曲を聴いて、ラジオを聴いて、ライブを観て、その日一日の密度がちょっと濃くなる。それぐらいの付き合い方でいいんやろなと。重ねる必要なんてなかったんやろなと。
自分がしんどくなる前にそれに気付けたのは幸せでした。まーじでナイス距離感。

さて、ラジオの話に戻ります。

Rさんも、松永さんも、リスナーの誰も傷つけないでラジオを終われるなんてハナから望んでいないでしょうし、きっと微塵も期待していないんでしょう。
それでもオールナイトニッポンから出て行く決断をした。『覚悟』ってこういう事なんやろなぁと思います。

かつてオールナイトニッポンのチーフを務めていらした石井さんが、インタビューでこのように答えていらっしゃいました。

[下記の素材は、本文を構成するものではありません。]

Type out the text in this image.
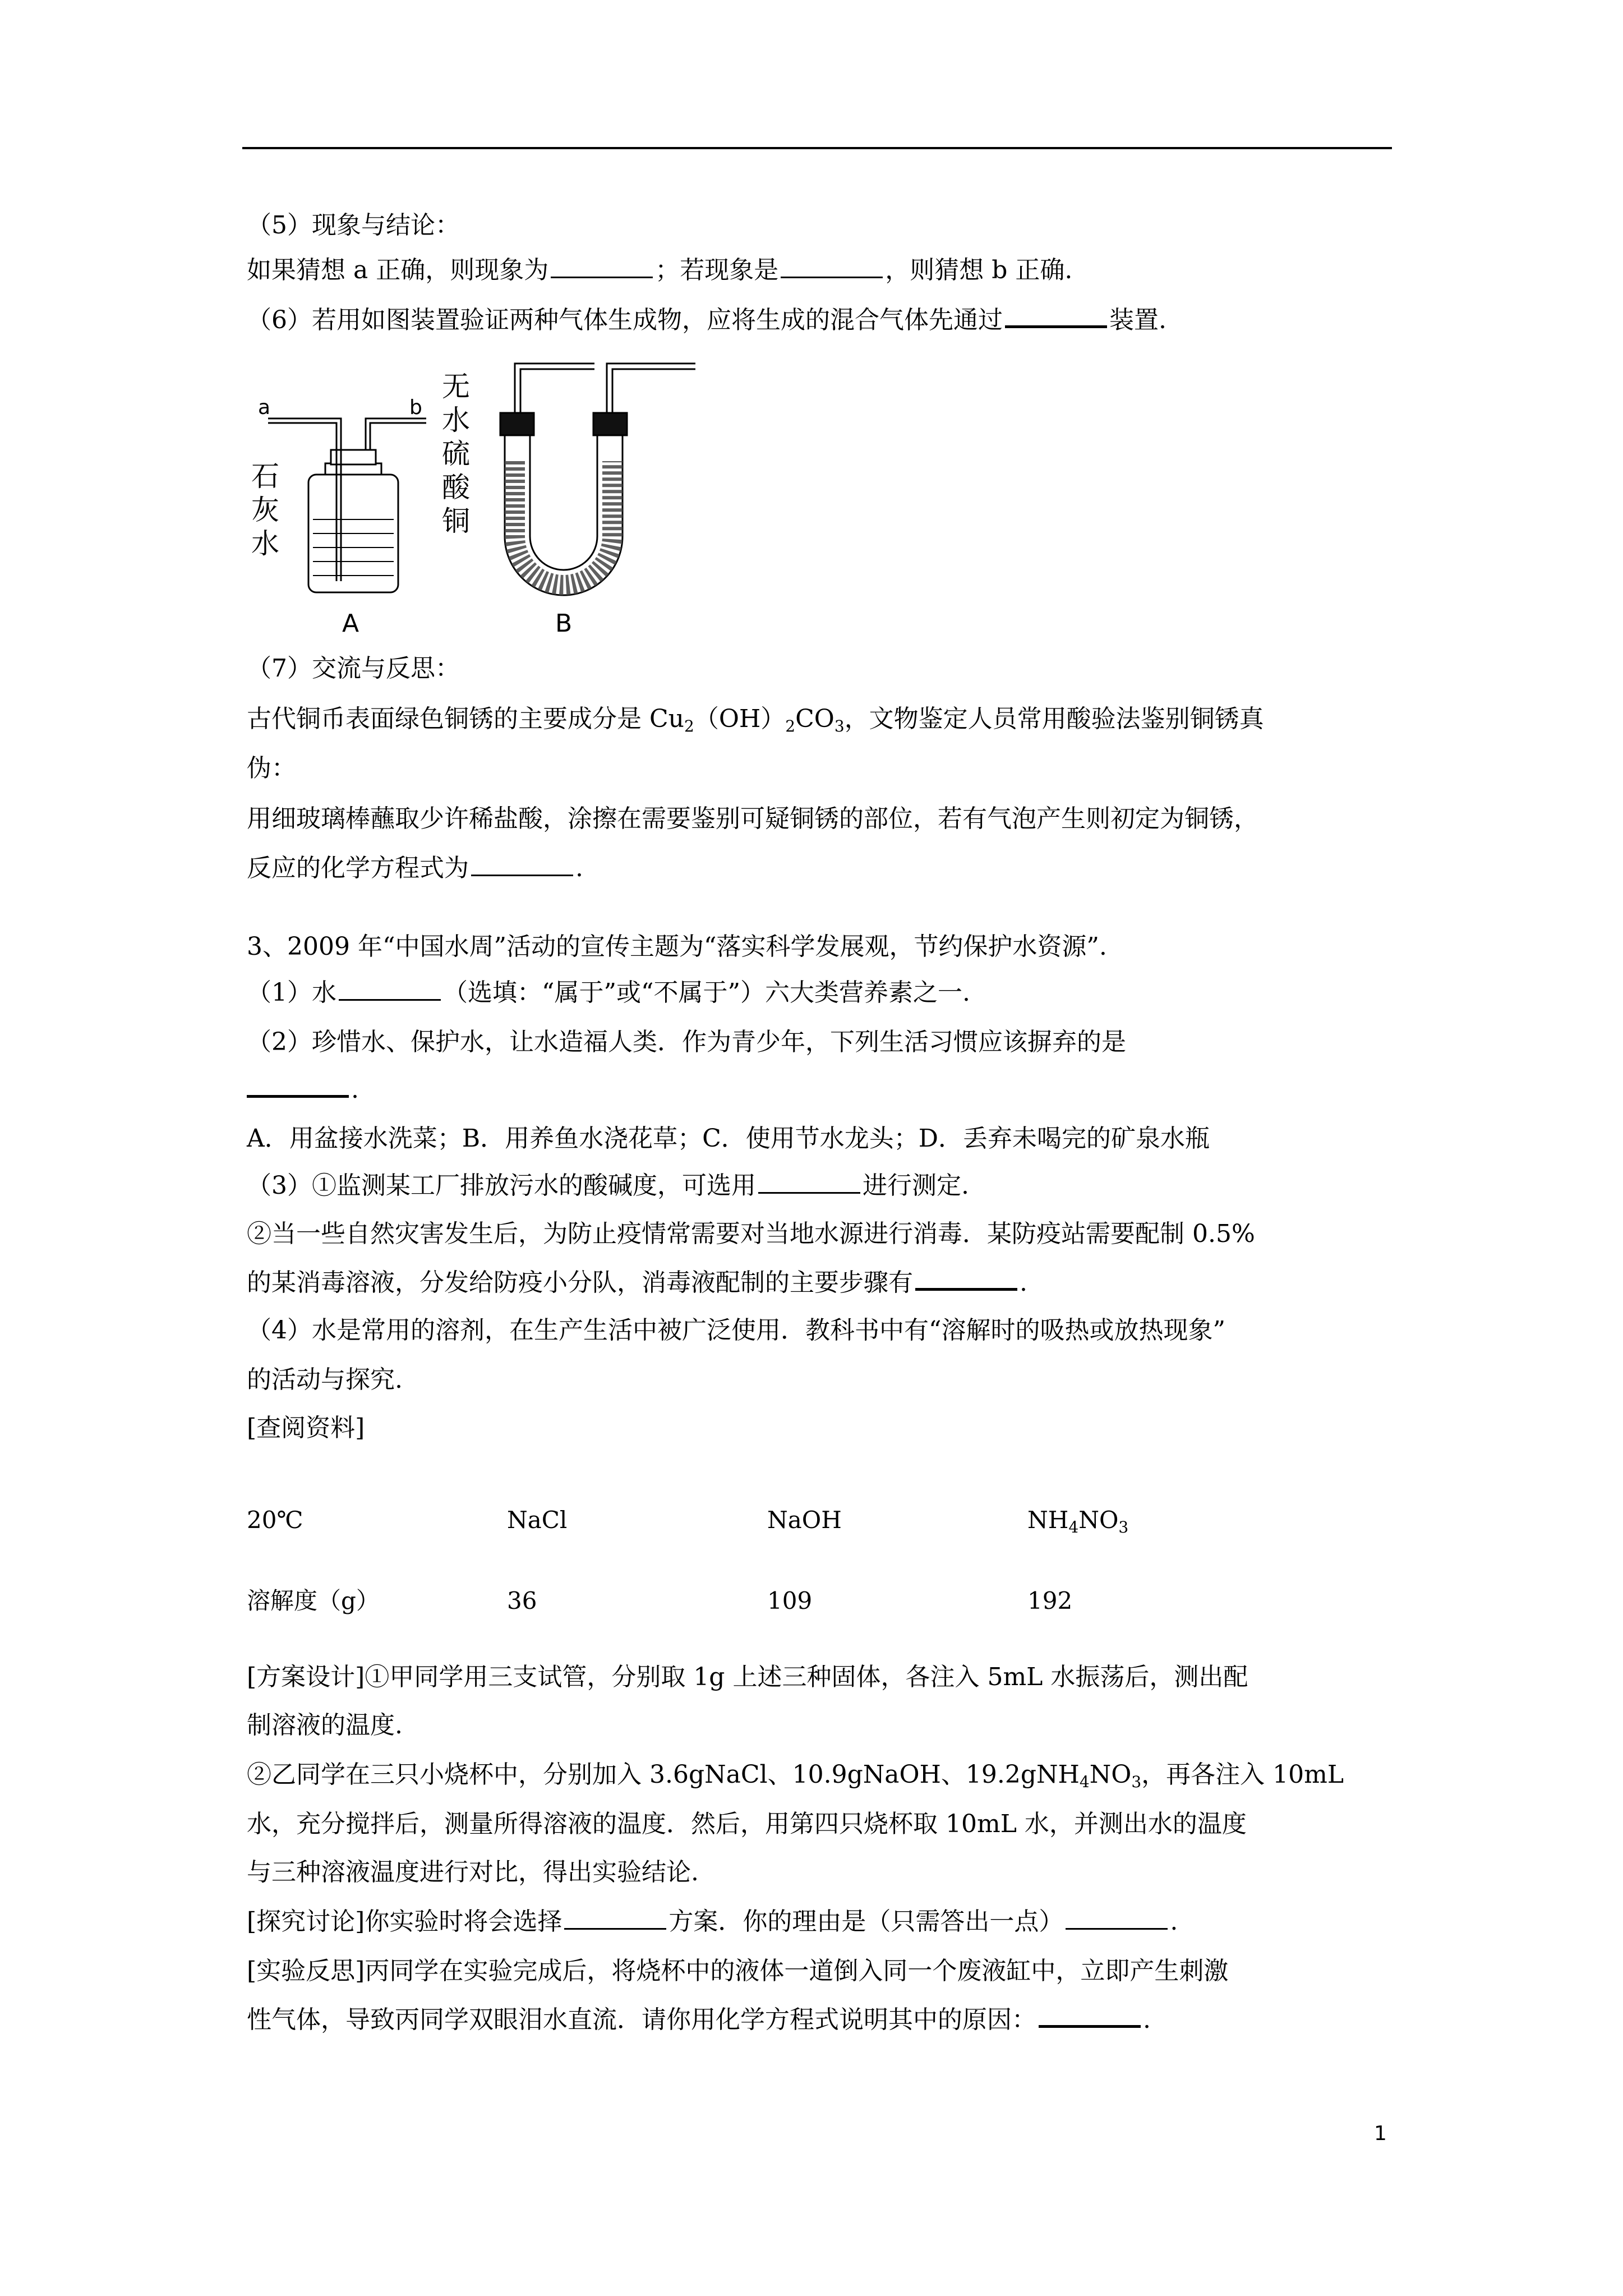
（5）现象与结论：
如果猜想 a 正确，则现象为	；若现象是	，则猜想 b 正确.
（6）若用如图装置验证两种气体生成物，应将生成的混合气体先通过	装置.
a	b
石
灰
水
A
无
水
硫
酸
铜
B
（7）交流与反思：
古代铜币表面绿色铜锈的主要成分是 $Cu_2(OH)_2CO_3$，文物鉴定人员常用酸验法鉴别铜锈真
伪：
用细玻璃棒蘸取少许稀盐酸，涂擦在需要鉴别可疑铜锈的部位，若有气泡产生则初定为铜锈，
反应的化学方程式为	.
3、2009 年“中国水周”活动的宣传主题为“落实科学发展观，节约保护水资源”.
（1）水	（选填：“属于”或“不属于”）六大类营养素之一.
（2）珍惜水、保护水，让水造福人类．作为青少年，下列生活习惯应该摒弃的是
.
A．用盆接水洗菜；B．用养鱼水浇花草；C．使用节水龙头；D．丢弃未喝完的矿泉水瓶
（3）①监测某工厂排放污水的酸碱度，可选用	进行测定.
②当一些自然灾害发生后，为防止疫情常需要对当地水源进行消毒．某防疫站需要配制 0.5%
的某消毒溶液，分发给防疫小分队，消毒液配制的主要步骤有	.
（4）水是常用的溶剂，在生产生活中被广泛使用．教科书中有“溶解时的吸热或放热现象”
的活动与探究.
[查阅资料]
20℃	NaCl	NaOH	$NH_4NO_3$
溶解度（g）	36	109	192
[方案设计]①甲同学用三支试管，分别取 1g 上述三种固体，各注入 5mL 水振荡后，测出配
制溶液的温度.
②乙同学在三只小烧杯中，分别加入 3.6gNaCl、10.9gNaOH、$19.2gNH_4NO_3$，再各注入 10mL
水，充分搅拌后，测量所得溶液的温度．然后，用第四只烧杯取 10mL 水，并测出水的温度
与三种溶液温度进行对比，得出实验结论.
[探究讨论]你实验时将会选择	方案．你的理由是（只需答出一点）	.
[实验反思]丙同学在实验完成后，将烧杯中的液体一道倒入同一个废液缸中，立即产生刺激
性气体，导致丙同学双眼泪水直流．请你用化学方程式说明其中的原因：	.
1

「アーティストや俳優さんの方ですと、本業もある中で深夜にレギュラーで生放送を何十年もやるのはなかなか難しいと思います。だから、ある種の『青春の時間』をもらってる感覚なんですよ。パーソナリティもディレクターも、かなり青春感が強いので。数年で良い思い出として残して卒業していくというのが、『オールナイトニッポン』なのかなとぼんやり思っています。」
引用元:https://news.livedoor.com/article/detail/14668284

あぁ、そうか。リスナーも青春のおこぼれをもらってたのかと。だからあんなに輝いてたんやなと。
ラジオが始まって、ラジオを好きになって、感情を揺さぶられて、没頭できて、時間やお金を費やすことを厭わなくなって、時々は離れて、また戻ってきて、また没頭して、そうこうしている間に終了のサイレンが鳴る。
青春をどう定義するかは分かりませんが、人生の密度を少し濃くするようなキラキラがあればそれは青春と呼んでもいい気がしています。

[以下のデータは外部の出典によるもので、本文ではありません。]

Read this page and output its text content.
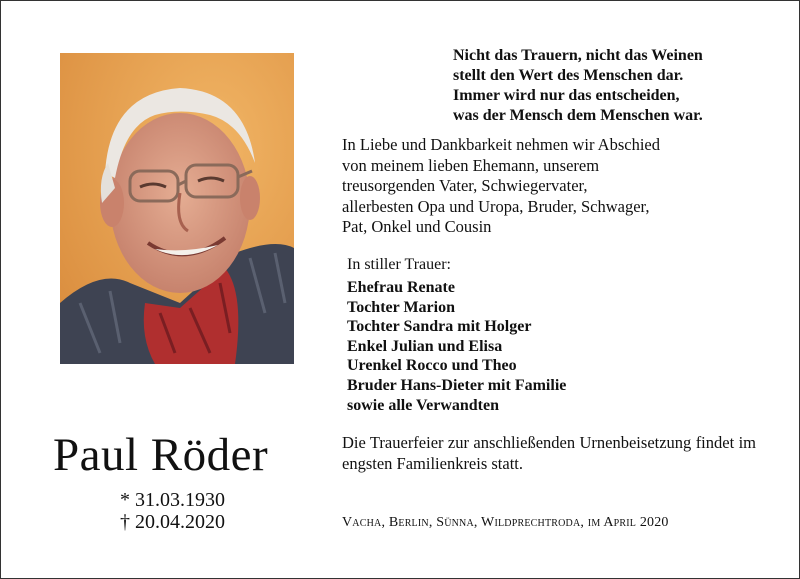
Paul Röder
* 31.03.1930
† 20.04.2020
Nicht das Trauern, nicht das Weinen
stellt den Wert des Menschen dar.
Immer wird nur das entscheiden,
was der Mensch dem Menschen war.
In Liebe und Dankbarkeit nehmen wir Abschied
von meinem lieben Ehemann, unserem
treusorgenden Vater, Schwiegervater,
allerbesten Opa und Uropa, Bruder, Schwager,
Pat, Onkel und Cousin
In stiller Trauer:
Ehefrau Renate
Tochter Marion
Tochter Sandra mit Holger
Enkel Julian und Elisa
Urenkel Rocco und Theo
Bruder Hans-Dieter mit Familie
sowie alle Verwandten
Die Trauerfeier zur anschließenden Urnenbeisetzung findet im engsten Familienkreis statt.
Vacha, Berlin, Sünna, Wildprechtroda, im April 2020
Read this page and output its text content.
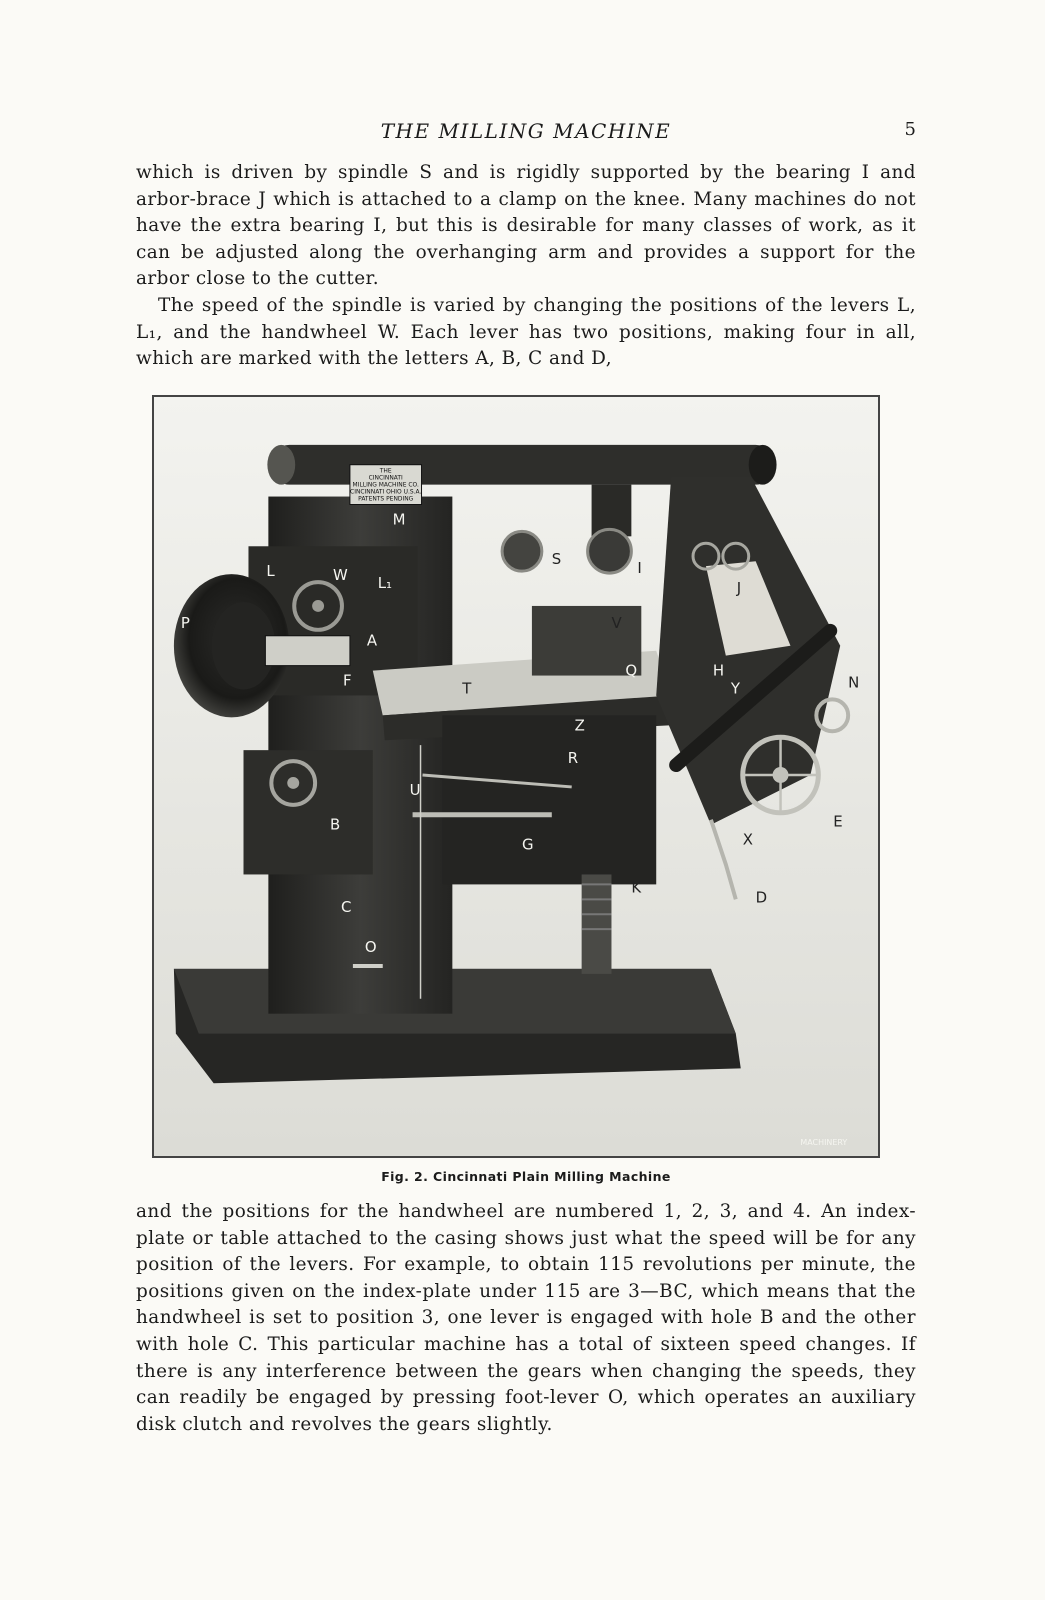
THE MILLING MACHINE	5

which is driven by spindle S and is rigidly supported by the bearing I and arbor-brace J which is attached to a clamp on the knee. Many machines do not have the extra bearing I, but this is desirable for many classes of work, as it can be adjusted along the overhanging arm and provides a support for the arbor close to the cutter.

The speed of the spindle is varied by changing the positions of the levers L, L₁, and the handwheel W. Each lever has two positions, making four in all, which are marked with the letters A, B, C and D,

THE
CINCINNATI
MILLING MACHINE CO.
CINCINNATI OHIO U.S.A.
PATENTS PENDING
M
L	W L₁
P
A
S	I
J
V
Q	H
Y	N
T
F
Z
R
E
B
U
G	X
K
D
C
O
MACHINERY
Fig. 2. Cincinnati Plain Milling Machine

and the positions for the handwheel are numbered 1, 2, 3, and 4. An index-plate or table attached to the casing shows just what the speed will be for any position of the levers. For example, to obtain 115 revolutions per minute, the positions given on the index-plate under 115 are 3—BC, which means that the handwheel is set to position 3, one lever is engaged with hole B and the other with hole C. This particular machine has a total of sixteen speed changes. If there is any interference between the gears when changing the speeds, they can readily be engaged by pressing foot-lever O, which operates an auxiliary disk clutch and revolves the gears slightly.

ラジオはいつだって新鮮に面白いから、青春を懐古するだけのリスナーにはなりたくないです。栄枯盛衰、全て楽しんでこそ上級者ですもんね。「もうなってるよ」という指摘は受け付けてません。悪しからず。

ただ、おれがここまで深夜ラジオに夢を見てしまったのは、間違いなくCreepy Nutsのせいでした。
メールが読まれたとか読まれてないとか、そういう話ではなくて、Creepy Nutsが深夜に二人でお喋りしている時間に心を燃やしていました。

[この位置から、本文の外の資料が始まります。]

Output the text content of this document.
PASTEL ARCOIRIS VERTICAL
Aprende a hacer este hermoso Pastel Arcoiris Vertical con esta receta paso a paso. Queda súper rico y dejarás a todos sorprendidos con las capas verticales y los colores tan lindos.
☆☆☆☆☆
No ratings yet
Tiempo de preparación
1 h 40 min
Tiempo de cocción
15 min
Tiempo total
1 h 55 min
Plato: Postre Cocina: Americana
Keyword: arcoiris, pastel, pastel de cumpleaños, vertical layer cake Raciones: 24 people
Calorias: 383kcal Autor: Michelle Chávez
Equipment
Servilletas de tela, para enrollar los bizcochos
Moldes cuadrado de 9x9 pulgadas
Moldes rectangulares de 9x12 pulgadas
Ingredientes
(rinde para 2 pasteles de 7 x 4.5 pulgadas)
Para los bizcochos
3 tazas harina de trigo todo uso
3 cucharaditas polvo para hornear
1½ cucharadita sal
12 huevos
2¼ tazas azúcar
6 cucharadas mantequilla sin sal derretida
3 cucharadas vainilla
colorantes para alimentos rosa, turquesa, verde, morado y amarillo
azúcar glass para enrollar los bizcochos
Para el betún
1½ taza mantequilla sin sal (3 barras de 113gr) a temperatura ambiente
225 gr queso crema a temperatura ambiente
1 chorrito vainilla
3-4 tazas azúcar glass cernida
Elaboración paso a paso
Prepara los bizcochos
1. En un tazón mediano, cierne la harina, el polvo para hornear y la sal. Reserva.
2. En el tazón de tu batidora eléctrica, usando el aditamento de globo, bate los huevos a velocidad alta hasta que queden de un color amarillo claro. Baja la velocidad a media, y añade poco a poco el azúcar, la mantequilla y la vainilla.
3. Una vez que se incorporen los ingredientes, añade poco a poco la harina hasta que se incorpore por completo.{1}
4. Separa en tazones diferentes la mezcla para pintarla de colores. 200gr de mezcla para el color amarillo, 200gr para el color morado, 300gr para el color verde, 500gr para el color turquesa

来週の月曜25時、寂しくなるなー。きっと火曜27時にも同じ気持ちになる。
そこにあったものが無くなる以上、寂しさはきっと付き纏うけど、取り残された気持ちにはならなくて済みそうです。ラジオが終わってもおれの人生は進んでいくので。

火が消えた後に残った灰は、両手でかき集めて、袋に入れて、青春の記念品として大事に持っておきます。


5年間、素敵なよふかしをありがとうございました。